Tale principio esclude la possibilità di ritenere ammissibile il perfezionamento dell’accordo sulla base di una manifestazione di volontà implicita o di comportamenti concludenti o meramente attuativi.
Questo è il principio espresso dal Tribunale di Enna, Giudice Davide Naldi, con la sentenza n. 757 del 2 novembre 2023.
Nel caso di specie, la banca attrice chiedeva il pagamento di alcuni crediti portati da fatture rimaste insolute relative a forniture di prodotti farmaceutici, medicali, di diagnostica e prestazioni di servizi relativi a prodotti, apparecchiature medicali e ceduti da diverse società all’attrice medesima, agente quindi per il recupero.

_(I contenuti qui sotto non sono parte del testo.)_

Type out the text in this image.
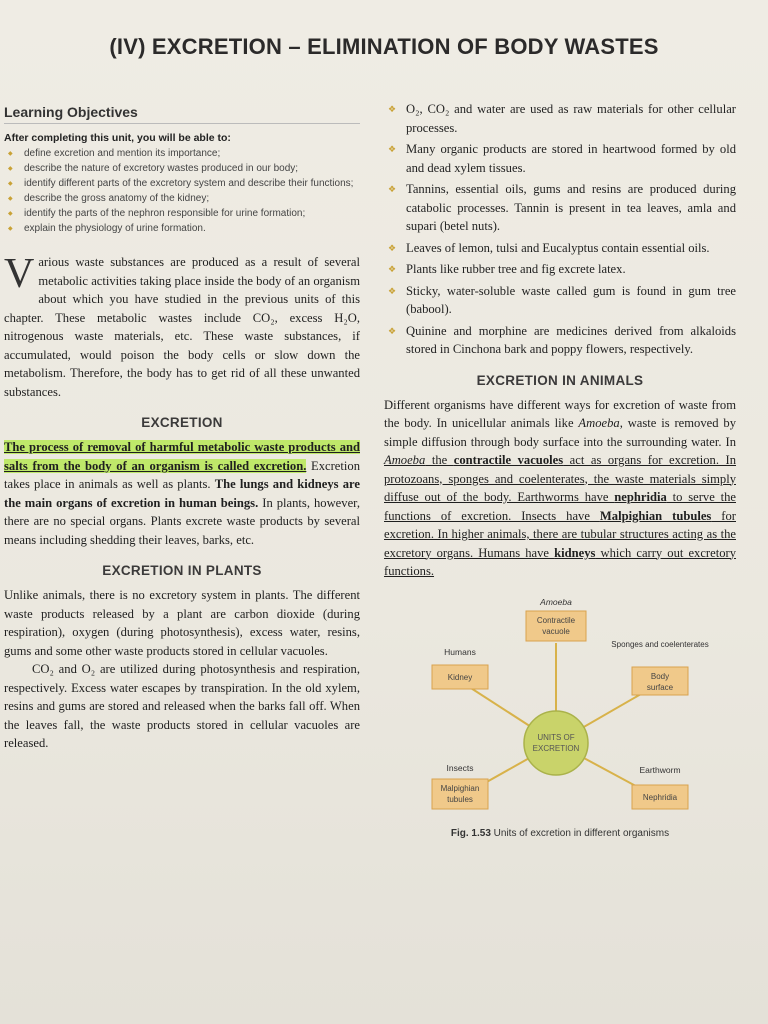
(IV) EXCRETION – ELIMINATION OF BODY WASTES
Learning Objectives
After completing this unit, you will be able to:
◆ define excretion and mention its importance;
◆ describe the nature of excretory wastes produced in our body;
◆ identify different parts of the excretory system and describe their functions;
◆ describe the gross anatomy of the kidney;
◆ identify the parts of the nephron responsible for urine formation;
◆ explain the physiology of urine formation.

Various waste substances are produced as a result of several metabolic activities taking place inside the body of an organism about which you have studied in the previous units of this chapter. These metabolic wastes include CO₂, excess H₂O, nitrogenous waste materials, etc. These waste substances, if accumulated, would poison the body cells or slow down the metabolism. Therefore, the body has to get rid of all these unwanted substances.

EXCRETION

The process of removal of harmful metabolic waste products and salts from the body of an organism is called excretion. Excretion takes place in animals as well as plants. The lungs and kidneys are the main organs of excretion in human beings. In plants, however, there are no special organs. Plants excrete waste products by several means including shedding their leaves, barks, etc.

EXCRETION IN PLANTS

Unlike animals, there is no excretory system in plants. The different waste products released by a plant are carbon dioxide (during respiration), oxygen (during photosynthesis), excess water, resins, gums and some other waste products stored in cellular vacuoles.

CO₂ and O₂ are utilized during photosynthesis and respiration, respectively. Excess water escapes by transpiration. In the old xylem, resins and gums are stored and released when the barks fall off. When the leaves fall, the waste products stored in cellular vacuoles are released.

❖ O₂, CO₂ and water are used as raw materials for other cellular processes.
❖ Many organic products are stored in heartwood formed by old and dead xylem tissues.
❖ Tannins, essential oils, gums and resins are produced during catabolic processes. Tannin is present in tea leaves, amla and supari (betel nuts).
❖ Leaves of lemon, tulsi and Eucalyptus contain essential oils.
❖ Plants like rubber tree and fig excrete latex.
❖ Sticky, water-soluble waste called gum is found in gum tree (babool).
❖ Quinine and morphine are medicines derived from alkaloids stored in Cinchona bark and poppy flowers, respectively.
EXCRETION IN ANIMALS

Different organisms have different ways for excretion of waste from the body. In unicellular animals like Amoeba, waste is removed by simple diffusion through body surface into the surrounding water. In Amoeba the contractile vacuoles act as organs for excretion. In protozoans, sponges and coelenterates, the waste materials simply diffuse out of the body. Earthworms have nephridia to serve the functions of excretion. Insects have Malpighian tubules for excretion. In higher animals, there are tubular structures acting as the excretory organs. Humans have kidneys which carry out excretory functions.

UNITS OF
EXCRETION
Amoeba
Contractile
vacuole
Sponges and coelenterates
Body
surface
Earthworm
Nephridia
Insects
Malpighian
tubules
Humans
Kidney
Fig. 1.53 Units of excretion in different organisms
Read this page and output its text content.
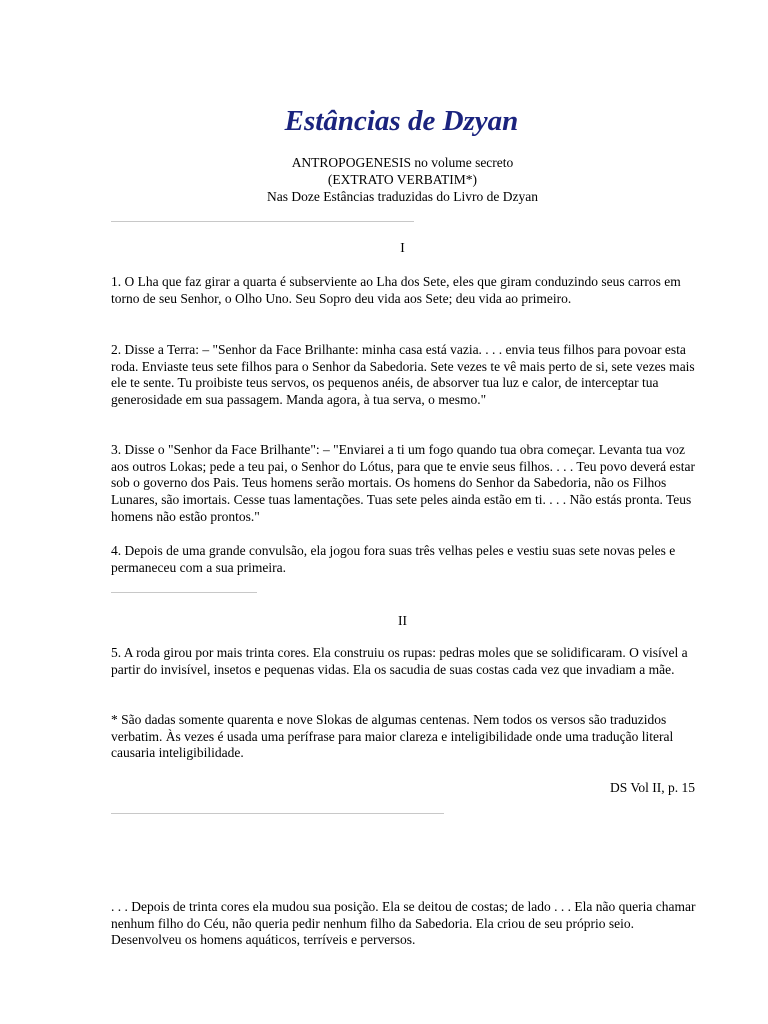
Estâncias de Dzyan
ANTROPOGENESIS no volume secreto
(EXTRATO VERBATIM*)
Nas Doze Estâncias traduzidas do Livro de Dzyan
I

1. O Lha que faz girar a quarta é subserviente ao Lha dos Sete, eles que giram conduzindo seus carros em torno de seu Senhor, o Olho Uno. Seu Sopro deu vida aos Sete; deu vida ao primeiro.

2. Disse a Terra: – "Senhor da Face Brilhante: minha casa está vazia. . . . envia teus filhos para povoar esta roda. Enviaste teus sete filhos para o Senhor da Sabedoria. Sete vezes te vê mais perto de si, sete vezes mais ele te sente. Tu proibiste teus servos, os pequenos anéis, de absorver tua luz e calor, de interceptar tua generosidade em sua passagem. Manda agora, à tua serva, o mesmo."

3. Disse o "Senhor da Face Brilhante": – "Enviarei a ti um fogo quando tua obra começar. Levanta tua voz aos outros Lokas; pede a teu pai, o Senhor do Lótus, para que te envie seus filhos. . . . Teu povo deverá estar sob o governo dos Pais. Teus homens serão mortais. Os homens do Senhor da Sabedoria, não os Filhos Lunares, são imortais. Cesse tuas lamentações. Tuas sete peles ainda estão em ti. . . . Não estás pronta. Teus homens não estão prontos."

4. Depois de uma grande convulsão, ela jogou fora suas três velhas peles e vestiu suas sete novas peles e permaneceu com a sua primeira.

II

5. A roda girou por mais trinta cores. Ela construiu os rupas: pedras moles que se solidificaram. O visível a partir do invisível, insetos e pequenas vidas. Ela os sacudia de suas costas cada vez que invadiam a mãe.

* São dadas somente quarenta e nove Slokas de algumas centenas. Nem todos os versos são traduzidos verbatim. Às vezes é usada uma perífrase para maior clareza e inteligibilidade onde uma tradução literal causaria inteligibilidade.

DS Vol II, p. 15

. . . Depois de trinta cores ela mudou sua posição. Ela se deitou de costas; de lado . . . Ela não queria chamar nenhum filho do Céu, não queria pedir nenhum filho da Sabedoria. Ela criou de seu próprio seio. Desenvolveu os homens aquáticos, terríveis e perversos.
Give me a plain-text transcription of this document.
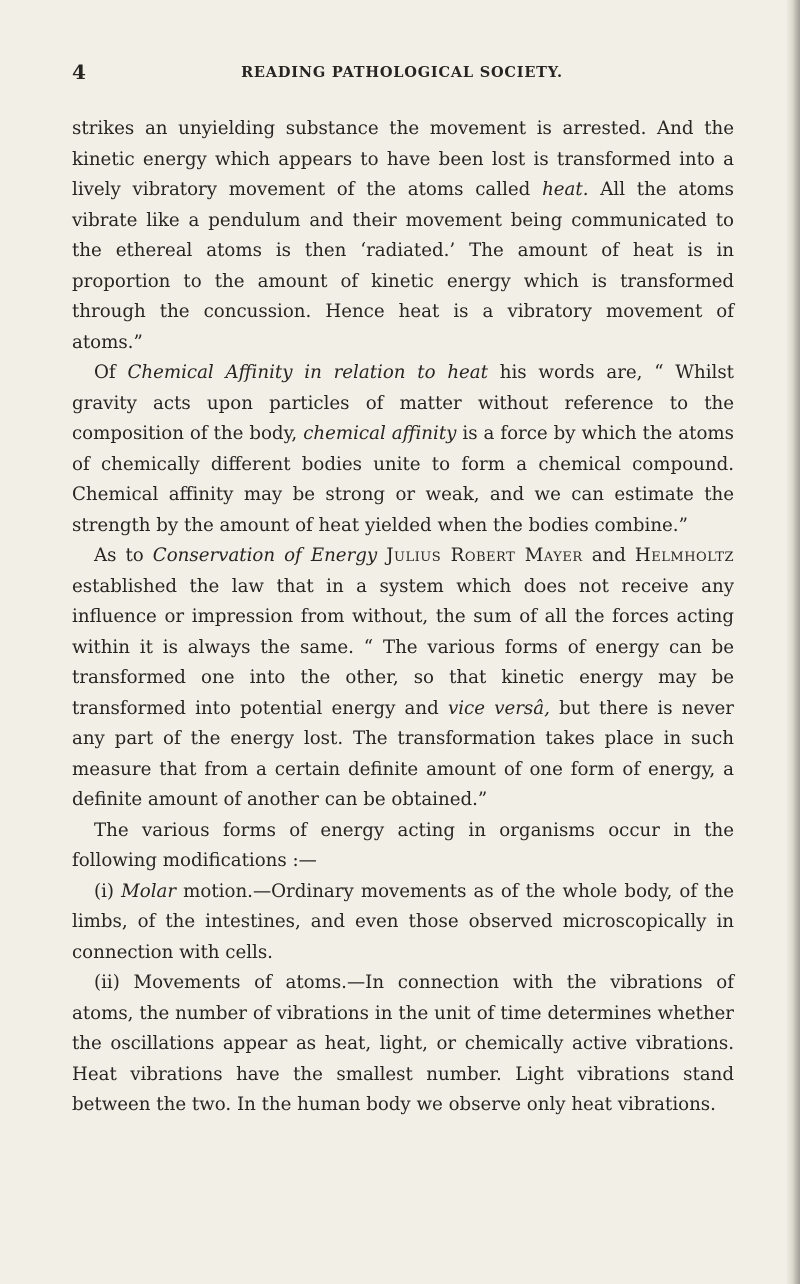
4	READING PATHOLOGICAL SOCIETY.

strikes an unyielding substance the movement is arrested. And the kinetic energy which appears to have been lost is transformed into a lively vibratory movement of the atoms called heat. All the atoms vibrate like a pendulum and their movement being communicated to the ethereal atoms is then ‘radiated.’ The amount of heat is in proportion to the amount of kinetic energy which is transformed through the concussion. Hence heat is a vibratory movement of atoms.”

Of Chemical Affinity in relation to heat his words are, “ Whilst gravity acts upon particles of matter without reference to the composition of the body, chemical affinity is a force by which the atoms of chemically different bodies unite to form a chemical compound. Chemical affinity may be strong or weak, and we can estimate the strength by the amount of heat yielded when the bodies combine.”

As to Conservation of Energy Julius Robert Mayer and Helmholtz established the law that in a system which does not receive any influence or impression from without, the sum of all the forces acting within it is always the same. “ The various forms of energy can be transformed one into the other, so that kinetic energy may be transformed into potential energy and vice versâ, but there is never any part of the energy lost. The transformation takes place in such measure that from a certain definite amount of one form of energy, a definite amount of another can be obtained.”

The various forms of energy acting in organisms occur in the following modifications :—

(i) Molar motion.—Ordinary movements as of the whole body, of the limbs, of the intestines, and even those observed microscopically in connection with cells.

(ii) Movements of atoms.—In connection with the vibrations of atoms, the number of vibrations in the unit of time determines whether the oscillations appear as heat, light, or chemically active vibrations. Heat vibrations have the smallest number. Light vibrations stand between the two. In the human body we observe only heat vibrations.
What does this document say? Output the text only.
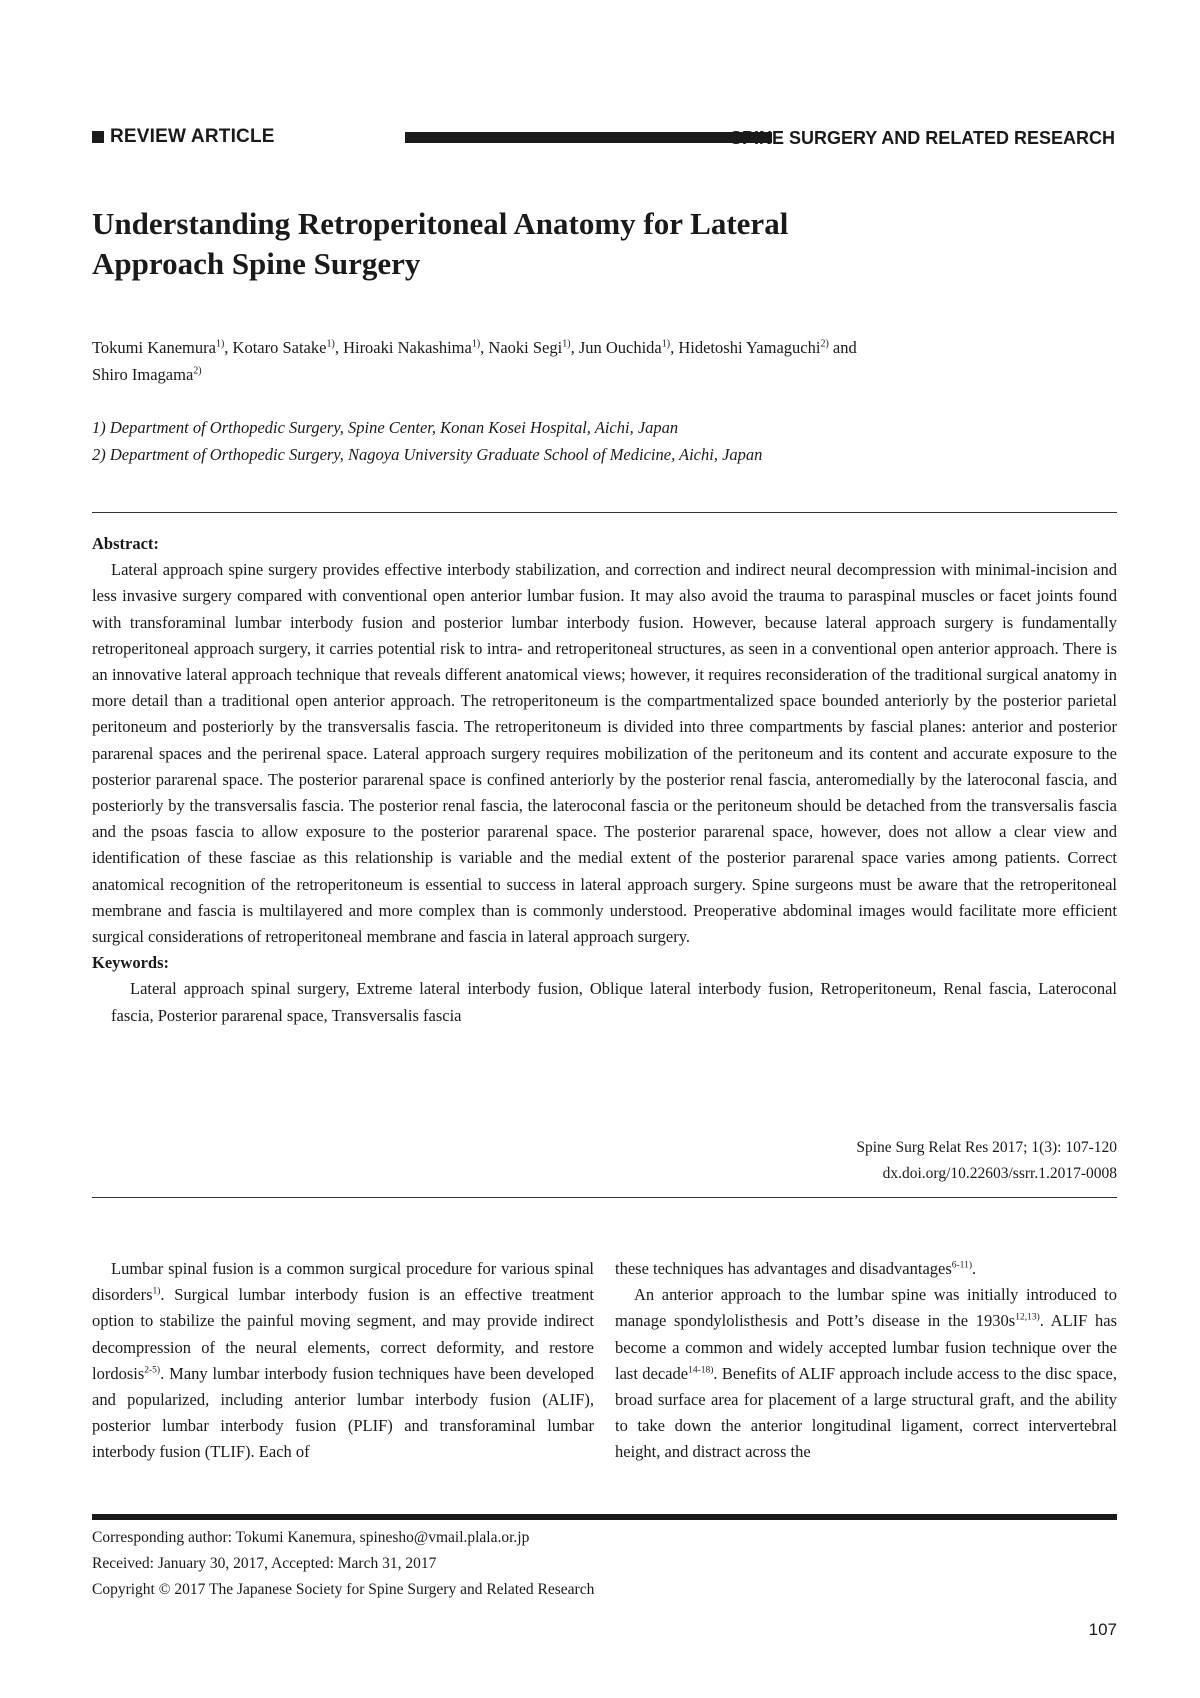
REVIEW ARTICLE	SPINE SURGERY AND RELATED RESEARCH
Understanding Retroperitoneal Anatomy for Lateral
Approach Spine Surgery
Tokumi Kanemura$^{1)}$, Kotaro Satake$^{1)}$, Hiroaki Nakashima$^{1)}$, Naoki Segi$^{1)}$, Jun Ouchida$^{1)}$, Hidetoshi Yamaguchi$^{2)}$ and
Shiro Imagama$^{2)}$
1) Department of Orthopedic Surgery, Spine Center, Konan Kosei Hospital, Aichi, Japan
2) Department of Orthopedic Surgery, Nagoya University Graduate School of Medicine, Aichi, Japan
Abstract:

Lateral approach spine surgery provides effective interbody stabilization, and correction and indirect neural decompression with minimal-incision and less invasive surgery compared with conventional open anterior lumbar fusion. It may also avoid the trauma to paraspinal muscles or facet joints found with transforaminal lumbar interbody fusion and posterior lumbar interbody fusion. However, because lateral approach surgery is fundamentally retroperitoneal approach surgery, it carries potential risk to intra- and retroperitoneal structures, as seen in a conventional open anterior approach. There is an innovative lateral approach technique that reveals different anatomical views; however, it requires reconsideration of the traditional surgical anatomy in more detail than a traditional open anterior approach. The retroperitoneum is the compartmentalized space bounded anteriorly by the posterior parietal peritoneum and posteriorly by the transversalis fascia. The retroperitoneum is divided into three compartments by fascial planes: anterior and posterior pararenal spaces and the perirenal space. Lateral approach surgery requires mobilization of the peritoneum and its content and accurate exposure to the posterior pararenal space. The posterior pararenal space is confined anteriorly by the posterior renal fascia, anteromedially by the lateroconal fascia, and posteriorly by the transversalis fascia. The posterior renal fascia, the lateroconal fascia or the peritoneum should be detached from the transversalis fascia and the psoas fascia to allow exposure to the posterior pararenal space. The posterior pararenal space, however, does not allow a clear view and identification of these fasciae as this relationship is variable and the medial extent of the posterior pararenal space varies among patients. Correct anatomical recognition of the retroperitoneum is essential to success in lateral approach surgery. Spine surgeons must be aware that the retroperitoneal membrane and fascia is multilayered and more complex than is commonly understood. Preoperative abdominal images would facilitate more efficient surgical considerations of retroperitoneal membrane and fascia in lateral approach surgery.

Keywords:

Lateral approach spinal surgery, Extreme lateral interbody fusion, Oblique lateral interbody fusion, Retroperitoneum, Renal fascia, Lateroconal fascia, Posterior pararenal space, Transversalis fascia

Spine Surg Relat Res 2017; 1(3): 107-120
dx.doi.org/10.22603/ssrr.1.2017-0008

Lumbar spinal fusion is a common surgical procedure for various spinal disorders$^{1)}$. Surgical lumbar interbody fusion is an effective treatment option to stabilize the painful moving segment, and may provide indirect decompression of the neural elements, correct deformity, and restore lordosis$^{2-5)}$. Many lumbar interbody fusion techniques have been developed and popularized, including anterior lumbar interbody fusion (ALIF), posterior lumbar interbody fusion (PLIF) and transforaminal lumbar interbody fusion (TLIF). Each of

these techniques has advantages and disadvantages$^{6-11)}$.

An anterior approach to the lumbar spine was initially introduced to manage spondylolisthesis and Pott’s disease in the $1930s^{12,13)}$. ALIF has become a common and widely accepted lumbar fusion technique over the last decade$^{14-18)}$. Benefits of ALIF approach include access to the disc space, broad surface area for placement of a large structural graft, and the ability to take down the anterior longitudinal ligament, correct intervertebral height, and distract across the

Corresponding author: Tokumi Kanemura, spinesho@vmail.plala.or.jp
Received: January 30, 2017, Accepted: March 31, 2017
Copyright © 2017 The Japanese Society for Spine Surgery and Related Research
107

Il Tribunale, alla luce del principio già menzionato, ha evidenziato che se parte attrice intendeva far valere quei crediti, aveva anche l’onere di produrre i contratti da cui il credito derivava, non potendo appunto ritenersi esistente il credito sulla base di fatture, anche se in parte pagate, né dai contratti di cessione, che presupponevano comunque l’esistenza di un valido contratto che giustificasse l’esistenza del credito.
Inoltre, i contratti di cessione contemplavano anche crediti che sarebbero sorti in futuro sulla base di contratti/ordini di acquisto già perfezionati e contratti/ordini di acquisto da perfezionarsi nei 24 mesi dalla sottoscrizione del contratto di cessione.
Per tali motivi, avendo parte attrice affermato e ribadito l’esistenza dei contratti, avendone tuttavia prodotti alcuni privi di riferibilità all’Ente convenuto, la domanda è stata rigettata e la medesima condannata alle spese di lite.